A rescued pig adopted from a shelter ended up as a meal for the household that adopted her.

The pig was adopted from a location for the Society for the Prevention of Cruelty to Animals (SPCA) in Nanaimo, British Columbia, Canada. The new owner signed a contract not to kill or eat the pig upon adoption. Despite that, the owner won’t face legal consequences, the CBC reported.

“To hear that somebody did this to an animal that we worked so hard to make sure was healthy, and tried to get into a good home, is absolutely heartbreaking,” said Leon Davis, Nanaimo SPCA branch manager, via CBC.

The owner decided to eat the pig just a few weeks after adoption. The pig had been rescued, along with dozens of other piglets, in a rescue operation in Duncan, British Columbia. Molly, the pig, was just one of that batch of animals that shelter staff managed to nurse back to health. She was a Vietnamese pot-bellied pig, the CBC reported.

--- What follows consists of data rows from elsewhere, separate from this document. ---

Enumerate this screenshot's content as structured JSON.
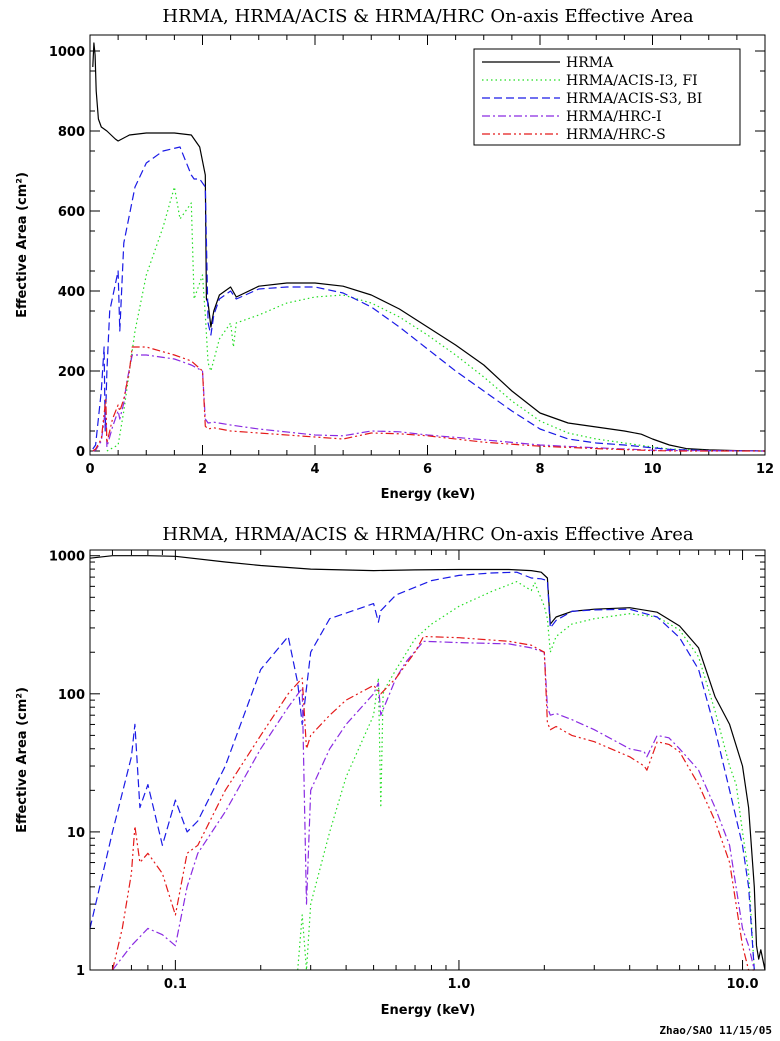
{
  "footer": {
    "credit": "Zhao/SAO  11/15/05"
  },
  "colors": {
    "HRMA": "#000000",
    "ACIS_I3": "#22dd22",
    "ACIS_S3": "#1a1ae6",
    "HRC_I": "#8a2be2",
    "HRC_S": "#e41a1a"
  },
  "chart_data": [
    {
      "type": "line",
      "title": "HRMA, HRMA/ACIS & HRMA/HRC On-axis Effective Area",
      "xlabel": "Energy (keV)",
      "ylabel": "Effective Area  (cm²)",
      "xscale": "linear",
      "yscale": "linear",
      "xlim": [
        0,
        12
      ],
      "ylim": [
        -10,
        1040
      ],
      "xticks": [
        0,
        2,
        4,
        6,
        8,
        10,
        12
      ],
      "xtick_labels": [
        "0",
        "2",
        "4",
        "6",
        "8",
        "10",
        "12"
      ],
      "yticks": [
        0,
        200,
        400,
        600,
        800,
        1000
      ],
      "ytick_labels": [
        "0",
        "200",
        "400",
        "600",
        "800",
        "1000"
      ],
      "legend": {
        "placement": "top-right",
        "entries": [
          "HRMA",
          "HRMA/ACIS-I3, FI",
          "HRMA/ACIS-S3, BI",
          "HRMA/HRC-I",
          "HRMA/HRC-S"
        ]
      },
      "series": [
        {
          "name": "HRMA",
          "style": "solid",
          "color": "#000000",
          "x": [
            0.05,
            0.07,
            0.09,
            0.11,
            0.15,
            0.2,
            0.3,
            0.45,
            0.5,
            0.7,
            1.0,
            1.5,
            1.8,
            1.95,
            2.05,
            2.07,
            2.1,
            2.15,
            2.2,
            2.3,
            2.5,
            2.6,
            3.0,
            3.5,
            4.0,
            4.5,
            5.0,
            5.5,
            6.0,
            6.5,
            7.0,
            7.5,
            8.0,
            8.5,
            9.0,
            9.5,
            9.8,
            10.0,
            10.3,
            10.6,
            11.0,
            11.5,
            12.0
          ],
          "y": [
            960,
            1020,
            990,
            900,
            830,
            810,
            800,
            780,
            775,
            790,
            795,
            795,
            790,
            760,
            690,
            380,
            370,
            310,
            350,
            390,
            410,
            385,
            412,
            420,
            420,
            412,
            390,
            355,
            310,
            265,
            215,
            150,
            95,
            70,
            60,
            50,
            42,
            30,
            15,
            6,
            3,
            1,
            0
          ]
        },
        {
          "name": "HRMA/ACIS-I3, FI",
          "style": "dotted",
          "color": "#22dd22",
          "x": [
            0.3,
            0.5,
            0.6,
            0.8,
            1.0,
            1.3,
            1.5,
            1.6,
            1.8,
            1.85,
            2.0,
            2.05,
            2.1,
            2.15,
            2.3,
            2.5,
            2.55,
            2.6,
            3.0,
            3.5,
            4.0,
            4.5,
            5.0,
            5.5,
            6.0,
            6.5,
            7.0,
            7.5,
            8.0,
            8.5,
            9.0,
            9.5,
            10.0,
            10.3,
            11.0,
            12.0
          ],
          "y": [
            0,
            15,
            100,
            300,
            440,
            560,
            660,
            580,
            620,
            380,
            440,
            340,
            220,
            200,
            280,
            320,
            260,
            320,
            340,
            370,
            385,
            390,
            370,
            335,
            290,
            240,
            185,
            125,
            75,
            45,
            30,
            20,
            10,
            5,
            1,
            0
          ]
        },
        {
          "name": "HRMA/ACIS-S3, BI",
          "style": "dashed",
          "color": "#1a1ae6",
          "x": [
            0.05,
            0.1,
            0.2,
            0.25,
            0.27,
            0.3,
            0.35,
            0.5,
            0.53,
            0.6,
            0.8,
            1.0,
            1.3,
            1.6,
            1.8,
            1.85,
            1.95,
            2.05,
            2.1,
            2.15,
            2.2,
            2.3,
            2.5,
            2.6,
            3.0,
            3.5,
            4.0,
            4.5,
            5.0,
            5.5,
            6.0,
            6.5,
            7.0,
            7.5,
            8.0,
            8.5,
            9.0,
            9.5,
            10.0,
            10.3,
            11.0,
            12.0
          ],
          "y": [
            5,
            15,
            150,
            260,
            50,
            200,
            350,
            450,
            300,
            520,
            660,
            720,
            750,
            760,
            690,
            680,
            680,
            660,
            320,
            290,
            340,
            380,
            400,
            380,
            405,
            410,
            410,
            395,
            360,
            310,
            255,
            200,
            150,
            100,
            55,
            30,
            20,
            15,
            8,
            4,
            1,
            0
          ]
        },
        {
          "name": "HRMA/HRC-I",
          "style": "dashdot",
          "color": "#8a2be2",
          "x": [
            0.05,
            0.1,
            0.2,
            0.28,
            0.3,
            0.4,
            0.5,
            0.53,
            0.6,
            0.65,
            0.75,
            1.0,
            1.5,
            1.8,
            2.0,
            2.05,
            2.1,
            2.2,
            2.5,
            3.0,
            4.0,
            4.5,
            5.0,
            5.5,
            6.0,
            7.0,
            8.0,
            9.0,
            10.0,
            10.5,
            12.0
          ],
          "y": [
            0,
            2,
            25,
            110,
            10,
            60,
            100,
            80,
            120,
            170,
            240,
            240,
            230,
            215,
            200,
            80,
            70,
            72,
            65,
            55,
            40,
            38,
            50,
            48,
            40,
            28,
            15,
            8,
            2,
            1,
            0
          ]
        },
        {
          "name": "HRMA/HRC-S",
          "style": "dashdotdot",
          "color": "#e41a1a",
          "x": [
            0.05,
            0.1,
            0.2,
            0.28,
            0.3,
            0.4,
            0.5,
            0.53,
            0.6,
            0.7,
            0.75,
            1.0,
            1.5,
            1.8,
            2.0,
            2.05,
            2.1,
            2.2,
            2.5,
            3.0,
            4.0,
            4.5,
            5.0,
            5.5,
            6.0,
            7.0,
            8.0,
            9.0,
            10.0,
            10.5,
            12.0
          ],
          "y": [
            0,
            5,
            30,
            130,
            20,
            80,
            115,
            100,
            130,
            200,
            260,
            260,
            240,
            225,
            200,
            62,
            55,
            58,
            50,
            45,
            35,
            30,
            45,
            43,
            38,
            22,
            12,
            6,
            1,
            0,
            0
          ]
        }
      ]
    },
    {
      "type": "line",
      "title": "HRMA, HRMA/ACIS & HRMA/HRC On-axis Effective Area",
      "xlabel": "Energy (keV)",
      "ylabel": "Effective Area  (cm²)",
      "xscale": "log",
      "yscale": "log",
      "xlim": [
        0.05,
        12
      ],
      "ylim": [
        1,
        1100
      ],
      "xticks": [
        0.1,
        1.0,
        10.0
      ],
      "xtick_labels": [
        "0.1",
        "1.0",
        "10.0"
      ],
      "yticks": [
        1,
        10,
        100,
        1000
      ],
      "ytick_labels": [
        "1",
        "10",
        "100",
        "1000"
      ],
      "series": [
        {
          "name": "HRMA",
          "style": "solid",
          "color": "#000000",
          "x": [
            0.05,
            0.06,
            0.08,
            0.1,
            0.15,
            0.2,
            0.3,
            0.5,
            0.7,
            1.0,
            1.5,
            1.8,
            1.95,
            2.05,
            2.1,
            2.2,
            2.5,
            3.0,
            4.0,
            5.0,
            6.0,
            7.0,
            8.0,
            9.0,
            10.0,
            10.5,
            11.0,
            11.2,
            11.4,
            11.6,
            12.0
          ],
          "y": [
            960,
            1000,
            1000,
            990,
            900,
            850,
            800,
            780,
            790,
            795,
            795,
            780,
            760,
            690,
            320,
            360,
            395,
            410,
            420,
            390,
            310,
            215,
            95,
            60,
            30,
            15,
            4,
            1.5,
            1.2,
            1.4,
            1
          ]
        },
        {
          "name": "HRMA/ACIS-I3, FI",
          "style": "dotted",
          "color": "#22dd22",
          "x": [
            0.27,
            0.28,
            0.29,
            0.3,
            0.35,
            0.4,
            0.5,
            0.52,
            0.53,
            0.54,
            0.55,
            0.6,
            0.7,
            0.8,
            1.0,
            1.3,
            1.6,
            1.8,
            1.85,
            2.0,
            2.05,
            2.1,
            2.2,
            2.5,
            3.0,
            4.0,
            5.0,
            6.0,
            7.0,
            8.0,
            9.0,
            9.5,
            10.0,
            10.5,
            11.0
          ],
          "y": [
            1,
            2.5,
            1,
            3,
            10,
            25,
            70,
            130,
            15,
            100,
            110,
            150,
            250,
            320,
            430,
            550,
            650,
            560,
            640,
            430,
            350,
            200,
            260,
            320,
            350,
            380,
            360,
            290,
            185,
            75,
            30,
            22,
            10,
            5,
            1
          ]
        },
        {
          "name": "HRMA/ACIS-S3, BI",
          "style": "dashed",
          "color": "#1a1ae6",
          "x": [
            0.05,
            0.06,
            0.07,
            0.072,
            0.075,
            0.08,
            0.09,
            0.1,
            0.11,
            0.12,
            0.15,
            0.2,
            0.25,
            0.27,
            0.28,
            0.3,
            0.35,
            0.5,
            0.52,
            0.53,
            0.6,
            0.8,
            1.0,
            1.3,
            1.6,
            1.8,
            1.95,
            2.05,
            2.1,
            2.2,
            2.5,
            3.0,
            4.0,
            5.0,
            6.0,
            7.0,
            8.0,
            9.0,
            10.0,
            10.5,
            11.0
          ],
          "y": [
            2,
            10,
            35,
            60,
            15,
            22,
            8,
            17,
            10,
            12,
            30,
            150,
            260,
            120,
            60,
            200,
            350,
            450,
            330,
            400,
            520,
            660,
            720,
            750,
            760,
            690,
            680,
            660,
            300,
            340,
            395,
            405,
            410,
            360,
            255,
            150,
            55,
            20,
            8,
            4,
            1
          ]
        },
        {
          "name": "HRMA/HRC-I",
          "style": "dashdot",
          "color": "#8a2be2",
          "x": [
            0.06,
            0.07,
            0.08,
            0.09,
            0.1,
            0.11,
            0.12,
            0.15,
            0.2,
            0.25,
            0.28,
            0.29,
            0.3,
            0.35,
            0.4,
            0.5,
            0.52,
            0.53,
            0.6,
            0.65,
            0.75,
            1.0,
            1.5,
            1.8,
            2.0,
            2.05,
            2.1,
            2.2,
            2.5,
            3.0,
            4.0,
            4.5,
            4.6,
            5.0,
            5.5,
            6.0,
            7.0,
            8.0,
            9.0,
            10.0,
            10.5,
            11.0
          ],
          "y": [
            1,
            1.5,
            2,
            1.8,
            1.5,
            4,
            7,
            14,
            40,
            80,
            110,
            3,
            20,
            40,
            60,
            100,
            120,
            70,
            130,
            170,
            240,
            235,
            230,
            215,
            200,
            80,
            70,
            72,
            65,
            55,
            40,
            38,
            35,
            50,
            48,
            40,
            28,
            15,
            8,
            2,
            1.5,
            1
          ]
        },
        {
          "name": "HRMA/HRC-S",
          "style": "dashdotdot",
          "color": "#e41a1a",
          "x": [
            0.06,
            0.065,
            0.07,
            0.072,
            0.075,
            0.08,
            0.09,
            0.1,
            0.11,
            0.12,
            0.15,
            0.2,
            0.25,
            0.28,
            0.29,
            0.3,
            0.35,
            0.4,
            0.5,
            0.53,
            0.6,
            0.7,
            0.75,
            1.0,
            1.5,
            1.8,
            2.0,
            2.05,
            2.1,
            2.2,
            2.5,
            3.0,
            4.0,
            4.5,
            4.6,
            5.0,
            5.5,
            6.0,
            7.0,
            8.0,
            9.0,
            10.0,
            10.5,
            11.0
          ],
          "y": [
            1,
            2,
            5,
            11,
            6,
            7,
            5,
            2.5,
            7,
            8,
            20,
            50,
            100,
            130,
            40,
            50,
            70,
            90,
            115,
            100,
            130,
            200,
            260,
            255,
            240,
            225,
            200,
            62,
            55,
            58,
            50,
            45,
            35,
            30,
            28,
            45,
            43,
            38,
            22,
            12,
            6,
            1.5,
            1,
            0.9
          ]
        }
      ]
    }
  ]
}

It’s not against the law to kill a pig, as long as it is done humanely, which investigators did determine to be the case. The owner killed and ate the pig after discovering a problem with it. The SPCA won’t let the owner adopt another animal, the CBC reported.

Brandee McKee, who owns a pig as a pet and lives on Vancouver Island, found out about the situation online. She told Global News that a couple sent photos out online through social media that showed them seasoning and preparing to eat Molly after turning her into pig meat.

“Because animals are considered property under the law, once an adoption agreement is made, that person is the full legal owner of that animal, whether it’s a dog, or a cat, or a pig or whatever so the minute the adoption is signed we lose all legal rights to that animal,” Lorie Chortyk, general manager of community relations for the British Columbia SPCA, via Global News.

Chortyk added that shelter staff had no way of knowing what the people in Molly’s new household were going to do. She said that owners go through an involved process before they can take an animal home, and expectations were spelled out clearly in writing, Global News reported.

“This gentleman, we’re certainly very devastated by what he did, but he didn’t do anything illegal,” said Chortyk, referring to the man who adopted Molly.